Security sources said that the key to understanding the benefit of the increases in Defence will be in the revised estimates which will be released in the coming months. 

The Revised Estimates Volume for the Public Service (the REV) is published in mid-December each year and these documents provide more detail on the allocations that were announced in the Budget.

The REV also summarises the forecasted spending that has taken place throughout the current year.

It is not known if the capital increase is in the built infrastructure such as accomodation and barracks or in new equipment and capabilities such as aircraft, vehicles and ships. 

Defence reaction

A spokesperson for the Representative Association of Commissioned Officers welcomed the increase but cautioned that “the devil is in the detail”.

“Announcements of a net increase of 400 military personnel ignore the fact that the training capacity to induct well over 1000 people to achieve this target simply does not exist.

“Promised Naval Service retention measures such as increased Patrol Duty Allowance to address the apparent collapse of our seagoing capability have not materialised and this is a major concern for our members.

“Without significant retention initiatives, worryingly absent from this Budget, the Defence Forces cannot become an employer of choice and strive for the Level of Ambition urgently recommended by the Commission on the Defence Forces twenty months ago,” the spokesperson said.  

PDFORRA President Mark Keane, who represents rank and file members of the military, welcomed the news of a budget increase said it will not solve the staffing crisis.  

“Whilst we welcome increased does not go near enough to address the chronic retention and recruitment crisis that the Defence Forces is suffering. 

“The lack of movement on renumeration and pay measures does not lend itself to encourage people to stay in the Irish Defence Forces – this is a missed opportunity to address the glaring problems in the Irish Naval Service around the Patrol Duty Allowance,” he said.

Ronan Slevin, Garda Representative Association (GRA) General Secretary, said the organisation welcomed today’s announcement.

Slevin pointed to an “urgent need” for more members on the frontline due to what he called an “unprecedented” recruitment and retention situation facing An Garda Síochána.

“However, it must be stated that in Budget 2021 we were promised 800 new recruits in 2022 and just under 300 came through Templemore and we were then promised 1,000 recruits for 2023 but we will see just over 600 which barely covers the losses through retirements and resignations,” Slevin said.

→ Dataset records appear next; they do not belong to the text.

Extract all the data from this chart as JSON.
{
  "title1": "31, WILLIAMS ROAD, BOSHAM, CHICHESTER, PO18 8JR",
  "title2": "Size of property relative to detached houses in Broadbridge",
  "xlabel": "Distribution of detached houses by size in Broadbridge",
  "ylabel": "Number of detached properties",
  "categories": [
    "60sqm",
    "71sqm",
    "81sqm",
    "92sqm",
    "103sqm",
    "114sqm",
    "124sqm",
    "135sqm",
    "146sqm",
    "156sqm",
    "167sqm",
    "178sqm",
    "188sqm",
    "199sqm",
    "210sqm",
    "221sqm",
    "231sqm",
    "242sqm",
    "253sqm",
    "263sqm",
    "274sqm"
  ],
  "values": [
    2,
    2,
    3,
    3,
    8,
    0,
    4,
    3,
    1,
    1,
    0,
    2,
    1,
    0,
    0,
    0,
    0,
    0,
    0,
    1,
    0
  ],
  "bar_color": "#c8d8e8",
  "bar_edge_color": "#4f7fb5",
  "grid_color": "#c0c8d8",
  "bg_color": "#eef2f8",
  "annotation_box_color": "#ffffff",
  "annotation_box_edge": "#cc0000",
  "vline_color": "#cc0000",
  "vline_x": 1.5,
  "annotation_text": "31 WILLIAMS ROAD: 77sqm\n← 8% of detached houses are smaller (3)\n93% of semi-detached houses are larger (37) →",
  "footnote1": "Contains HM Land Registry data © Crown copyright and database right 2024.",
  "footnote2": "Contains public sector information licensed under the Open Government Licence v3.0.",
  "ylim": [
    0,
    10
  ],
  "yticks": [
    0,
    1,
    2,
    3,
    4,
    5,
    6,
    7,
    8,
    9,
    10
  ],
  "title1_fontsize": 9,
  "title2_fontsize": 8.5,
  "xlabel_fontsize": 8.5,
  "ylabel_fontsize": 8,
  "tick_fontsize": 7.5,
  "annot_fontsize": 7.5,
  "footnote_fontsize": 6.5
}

“So we must give this a guarded welcome and hope that we can achieve these extra numbers in the interest of the safety and wellbeing of our members and of the public, but also that they continue to address issues within the force to make a career in AGS a safer and more attractive one to potential recruits.

“The issue of trainee garda wages is one that has long concerned the GRA and we have raised this with both garda management and government departments. While the rise to €305 per week is an improvement on the current level, it doesn’t even match minimum wage, never mind the current cost of living.”